Palm Trees and City Debris is an exhibition of artworks created by Charis Ammon since she relocated to Houston in 2020. Ammon paints images that she encounters as she moves through her surroundings, many of them temporary scenes of destruction or rebuilding. Piles of concrete rubble and steel rebar, orange construction fencing and barricades, these fugitive signs of maintenance and development are permanent fixtures within the urban landscape. Ephemeral but also everywhere, these scenes mirror the fleeting nature of the artist's own encounter with the subjects, which she captures first as a photograph.

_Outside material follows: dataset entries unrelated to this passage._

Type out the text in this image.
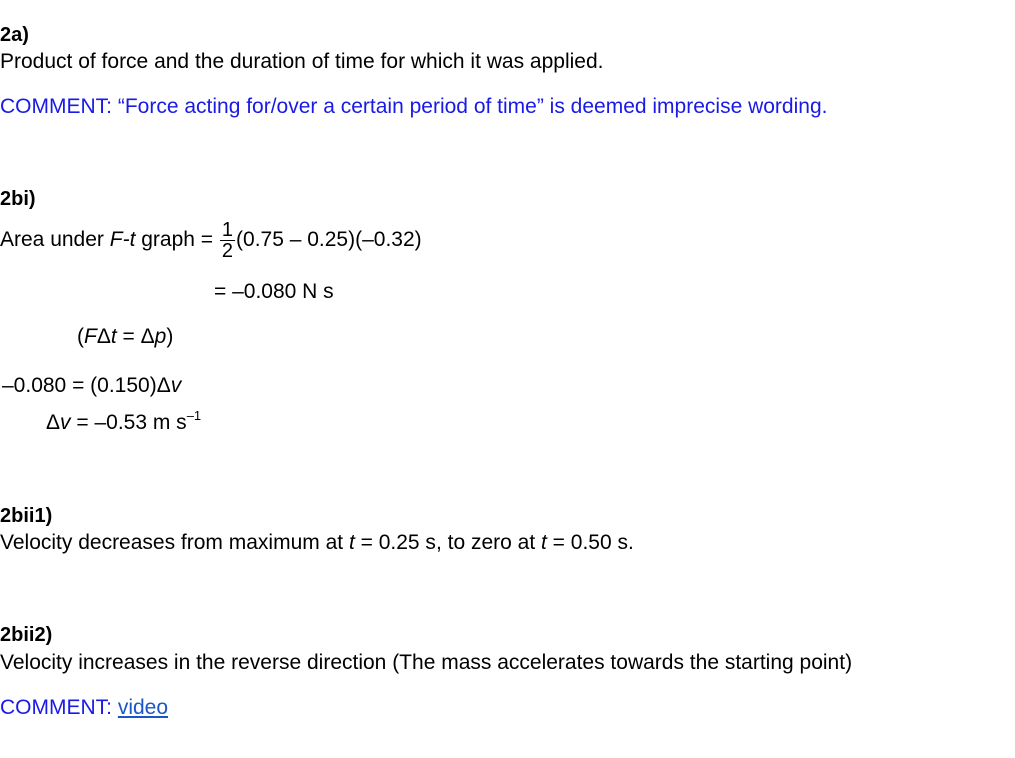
2a)
Product of force and the duration of time for which it was applied.
COMMENT: “Force acting for/over a certain period of time” is deemed imprecise wording.
2bi)
Area under F-t graph = $\frac{1}{2} (0.75 - 0.25)(-0.32)$
= –0.080 N s
(FΔt = Δp)
–0.080 = (0.150)Δv
Δv = –0.53 m $s^{-1}$
2bii1)
Velocity decreases from maximum at t = 0.25 s, to zero at t = 0.50 s.
2bii2)
Velocity increases in the reverse direction (The mass accelerates towards the starting point)
COMMENT: video
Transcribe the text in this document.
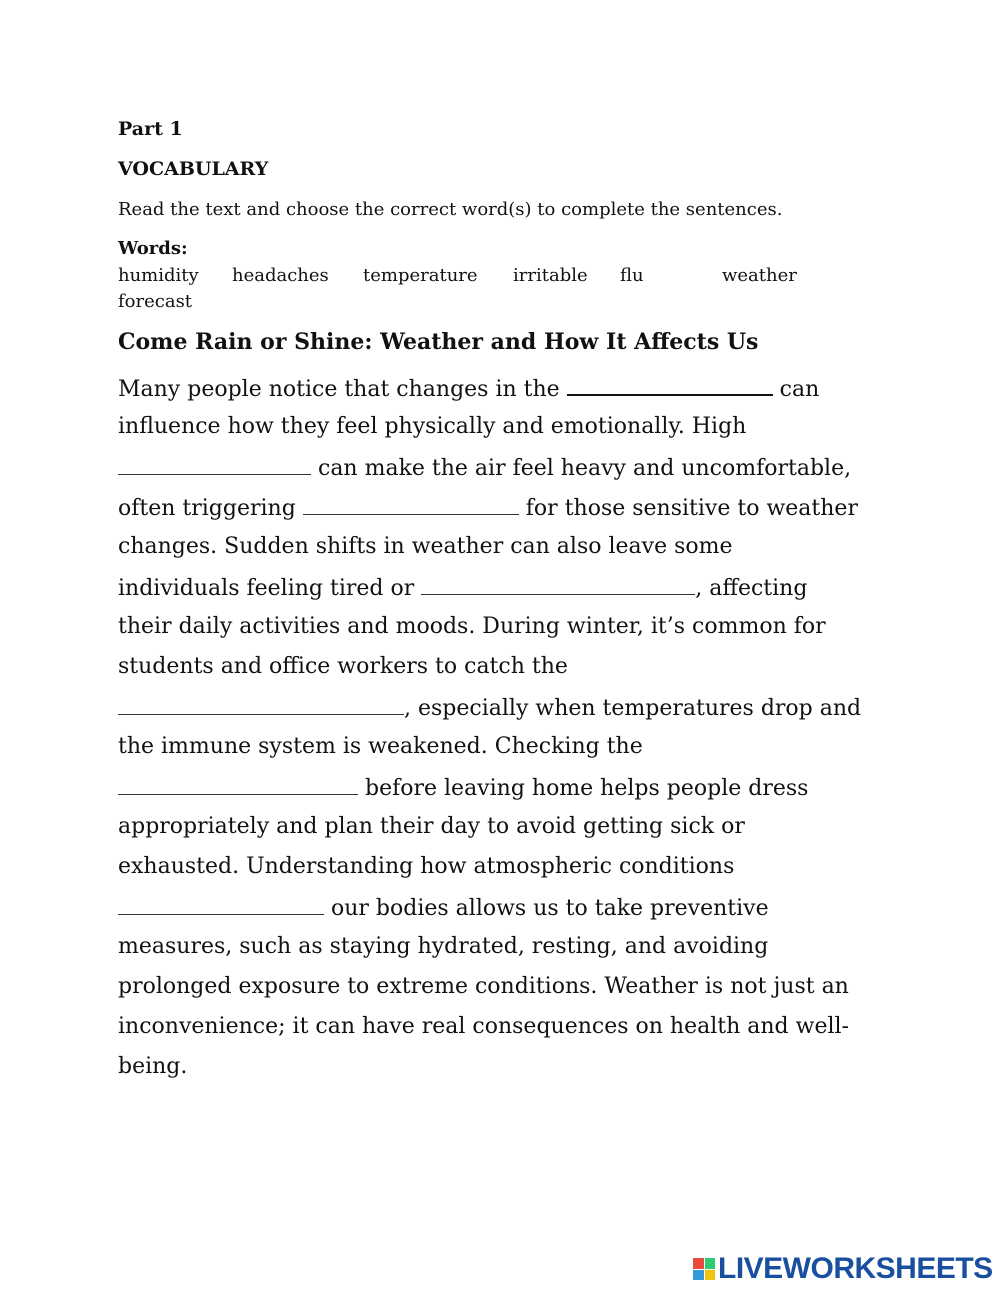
Part 1
VOCABULARY
Read the text and choose the correct word(s) to complete the sentences.
Words:
humidity headaches temperature irritable flu	weather
forecast
Come Rain or Shine: Weather and How It Affects Us
Many people notice that changes in the	can
influence how they feel physically and emotionally. High
can make the air feel heavy and uncomfortable,
often triggering	for those sensitive to weather
changes. Sudden shifts in weather can also leave some
individuals feeling tired or	, affecting
their daily activities and moods. During winter, it’s common for
students and office workers to catch the
, especially when temperatures drop and
the immune system is weakened. Checking the
before leaving home helps people dress
appropriately and plan their day to avoid getting sick or
exhausted. Understanding how atmospheric conditions
our bodies allows us to take preventive
measures, such as staying hydrated, resting, and avoiding
prolonged exposure to extreme conditions. Weather is not just an
inconvenience; it can have real consequences on health and well-
being.
LIVEWORKSHEETS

As I move past these public spaces, I carry my inner world with me, finding moments of connection with my surroundings as I walk. The weathering surfaces of American cities whisper stories of disrepair, resilience, and change. I see my story implicated in these spaces. These paintings are moments of empathy—when my environment gave me access to myself and a connection to my community.
Human figures are noticeably absent from the scenes that Ammon depicts. In the large-scale works, the viewer's own body is the figure therein, taking in the view before them at human scale, but at a distance. The small paintings, by contrast, necessitate that viewers come close. Ammon states, “the tenderness of my small paintings gives the feeling of being a part of intimate conversation, whereas the larger paintings give a sense of being enveloped yet excluded.”
The artist has recently begun painting images captured from Google Earth. The contrast between these aerial and the pedestrian views within the space of one exhibition requires a perspectival shift, an action that can be physical but is more often mental. Coupling a multiplicity of views in this way reminds the viewer that alternating between perspectives is critical to creating more holistic pictures of the world.
Ammon describes grappling with our collective struggle to resist the "cynicism and numbness" produced by troubling acts in our time. Palm trees, pink skies, turquoise pools—these softer moments in the work bring glimmers of levity to the exhibition’s darker questions: What are the consequences of a culture that builds a Funplex with an expansive empty parking lot, looking anything but fun?
Palm Trees and City Debris is the first exhibition to pair Ammon's paintings with three-dimensional elements. Like the debris rendered in her paintings, the found materials have lives to consider. She collects them—a broken windshield here, hunks of concrete there—as mementos or artifacts of the material's former utility.